4.4 Quantifying the Effect of Implicit Negative Mining

Next, we show that the implicit negative mining effect discussed above can have a significant impact on the speed of training. To that end, we use the small model configuration with constant fan-in sparsity with 32 structural non-zeros per output and 16k intermediate units, and train it once using the squared hinge loss (Sqh) and once using binary cross-entropy (Bce) loss function. As the Bce loss only goes to zero asymptotically, this means that there will not be many explicit zeros in the signal being back-propagated through the sparse layer, and thus all labels have to be processed.

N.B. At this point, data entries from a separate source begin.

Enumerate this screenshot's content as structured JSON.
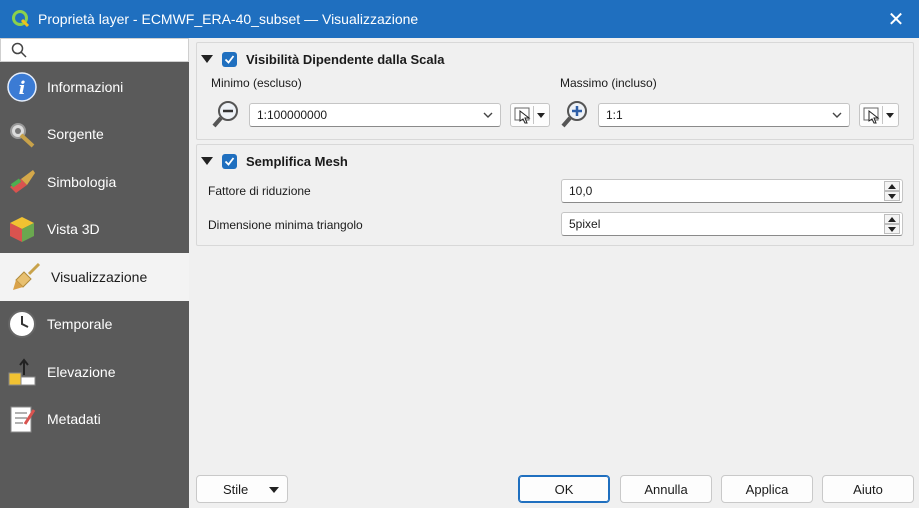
{
  "window": {
    "title": "Proprietà layer - ECMWF_ERA-40_subset — Visualizzazione",
    "close_icon": "close-icon",
    "colors": {
      "titlebar": "#1f6fbf",
      "sidebar": "#5a5a5a",
      "accent": "#1f6fbf"
    }
  },
  "sidebar": {
    "search_placeholder": "",
    "items": [
      {
        "label": "Informazioni",
        "icon": "info-icon"
      },
      {
        "label": "Sorgente",
        "icon": "source-wrench-icon"
      },
      {
        "label": "Simbologia",
        "icon": "symbology-brush-icon"
      },
      {
        "label": "Vista 3D",
        "icon": "cube-3d-icon"
      },
      {
        "label": "Visualizzazione",
        "icon": "paintbrush-icon",
        "active": true
      },
      {
        "label": "Temporale",
        "icon": "clock-icon"
      },
      {
        "label": "Elevazione",
        "icon": "elevation-icon"
      },
      {
        "label": "Metadati",
        "icon": "metadata-notepad-icon"
      }
    ]
  },
  "scale_visibility": {
    "title": "Visibilità Dipendente dalla Scala",
    "checked": true,
    "min_label": "Minimo (escluso)",
    "min_value": "1:100000000",
    "max_label": "Massimo (incluso)",
    "max_value": "1:1"
  },
  "simplify_mesh": {
    "title": "Semplifica Mesh",
    "checked": true,
    "reduction_label": "Fattore di riduzione",
    "reduction_value": "10,0",
    "min_triangle_label": "Dimensione minima triangolo",
    "min_triangle_value": "5pixel"
  },
  "buttons": {
    "stile": "Stile",
    "ok": "OK",
    "cancel": "Annulla",
    "apply": "Applica",
    "help": "Aiuto"
  }
}
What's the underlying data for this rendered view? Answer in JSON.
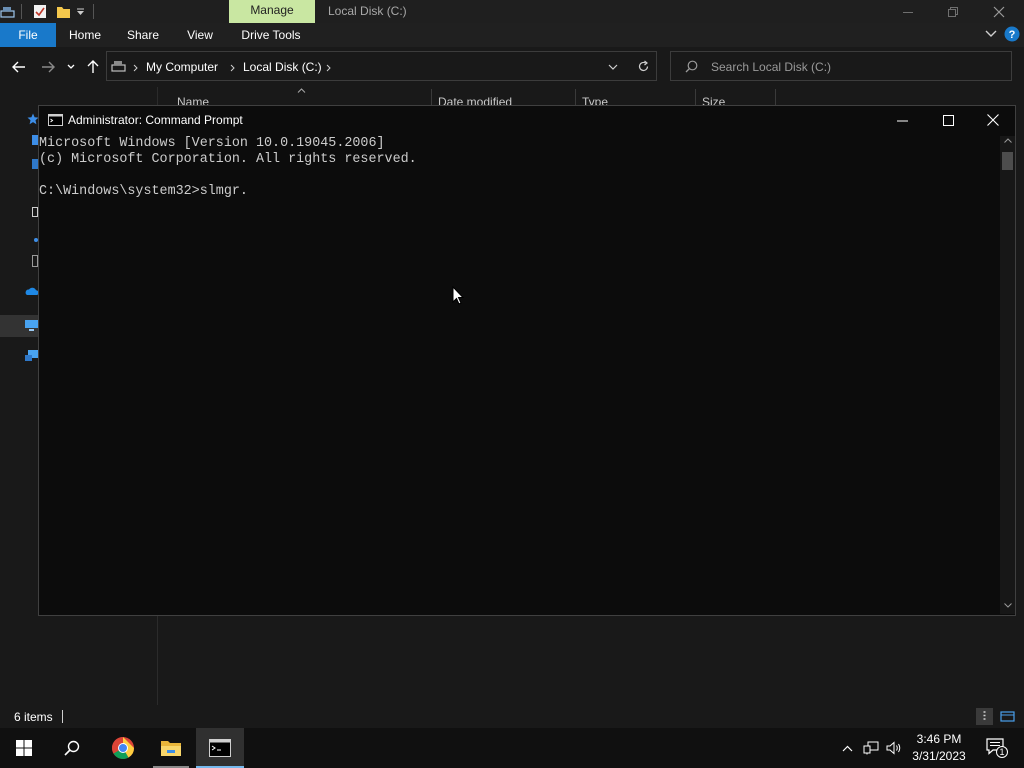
{
  "explorer": {
    "context_tab": "Manage",
    "window_title": "Local Disk (C:)",
    "ribbon_tabs": [
      "File",
      "Home",
      "Share",
      "View",
      "Drive Tools"
    ],
    "breadcrumb": [
      "My Computer",
      "Local Disk (C:)"
    ],
    "search_placeholder": "Search Local Disk (C:)",
    "columns": [
      "Name",
      "Date modified",
      "Type",
      "Size"
    ],
    "status_text": "6 items"
  },
  "cmd": {
    "title": "Administrator:  Command Prompt",
    "lines": [
      "Microsoft Windows [Version 10.0.19045.2006]",
      "(c) Microsoft Corporation. All rights reserved.",
      "",
      "C:\\Windows\\system32>slmgr."
    ]
  },
  "taskbar": {
    "time": "3:46 PM",
    "date": "3/31/2023",
    "notification_count": "1"
  },
  "colors": {
    "file_tab": "#1979ca",
    "manage_tab": "#c9e7a2",
    "console_bg": "#0c0c0c",
    "console_text": "#cccccc",
    "taskbar_bg": "#101010"
  }
}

As shown in Table 3, this has a strong effect on the training time per epoch: The implicit negative mining with Sqh reduces the duration by about one third. Additionally, the squared hinge loss results in slightly better \(\text {P}@k\), and fewer training epochs.

Table 3. Comparison of training with square hinge loss and binary cross-entropy.

4.5 Discussion

The results above show that sparsification of the extreme layer is possible without a strong decrease in classification performance, relative to a dense layer. However, it has to be noted that training the dense layer in the common experimental protocol employed here yields worse results than reported state-of-the-art for the same set of features. Thus, even in cases where the sparse architecture outperforms the dense layer, reported results from the literature are still better.

In Table 4, we present the results from Slice [12] and Cascade [15], compared against our largest setting with 64 nonzeros per label and 65k intermediate units. Compared to these methods, ours performs up to 4% worse, trading off a little classification accuracy versus a multifold reduction in memory consumption. For example, Cascade runs for over a day on two NVidia A100 GPUs.

Table 4. Comparison of sparse results with state-of-the-art.

5 Conclusion and Outlook

In this paper, we have shown that it is possible to replace an extreme-scale dense classification layer with a memory-efficient sequence of an intermediately-sized layer followed by a constant-fan-in sparsely connected layer, without a strong drop in classification performance, and in some cases even improved \(\text {P}@k\).

The experiments performed so far investigate sparse layers in the context of a simple training procedure: Learning with the full label space, from fixed, pre-trained features. To achieve feature-parity with existing approaches, this needs to be extended to allow for end-to-end training, where the featurizer \({\psi }\) is learned jointly with the classifier. Secondly, even though the implicit negative mining effect allows to reduce the computation for the backward pass to be sub-linear in the overall number of labels, it still requires a full forward pass. In order to get to competitive training times, one thus has to integrate also explicit negative mining into the training pipeline. Finally, the datasets used in this work still do not exceed millions of labels.

We performed some initial experiments using Amazon-3M [18], which indicate a decrease of memory consumption from 63 GiB to 12 GiB, at the cost of about \(5\%\) decrease in precision. While this is still too much memory consumption for cheap gaming GPUs, it is still well within the parameters of common workstation units. A more thorough investigation of this dataset is planned for future work.

We believe that this paper provides a good foundation, from which these goals can be achieved: First, by having the sparse multiplication implemented as a regular tensorflow layer, it can be readily included in a more general model, and automatic differentiation will ensure correct gradient calculations. Second, because we are constraining the sparsity to have constant fan-in, selecting a subset of labels for which scores shall be calculated becomes a trivial matrix slicing operation, similar to the fully-connected case. In follow-up works, we aim to incorporate our approach into existing end-to-end deep extreme classification frameworks while benefiting from explicit negative mining. Furthermore, from a statistical perspective, it is possible that constant-fan-in sparsity also leads to a better coverage of tail-labels, and improvements in the corresponding metrics [13, 28], which should be investigated.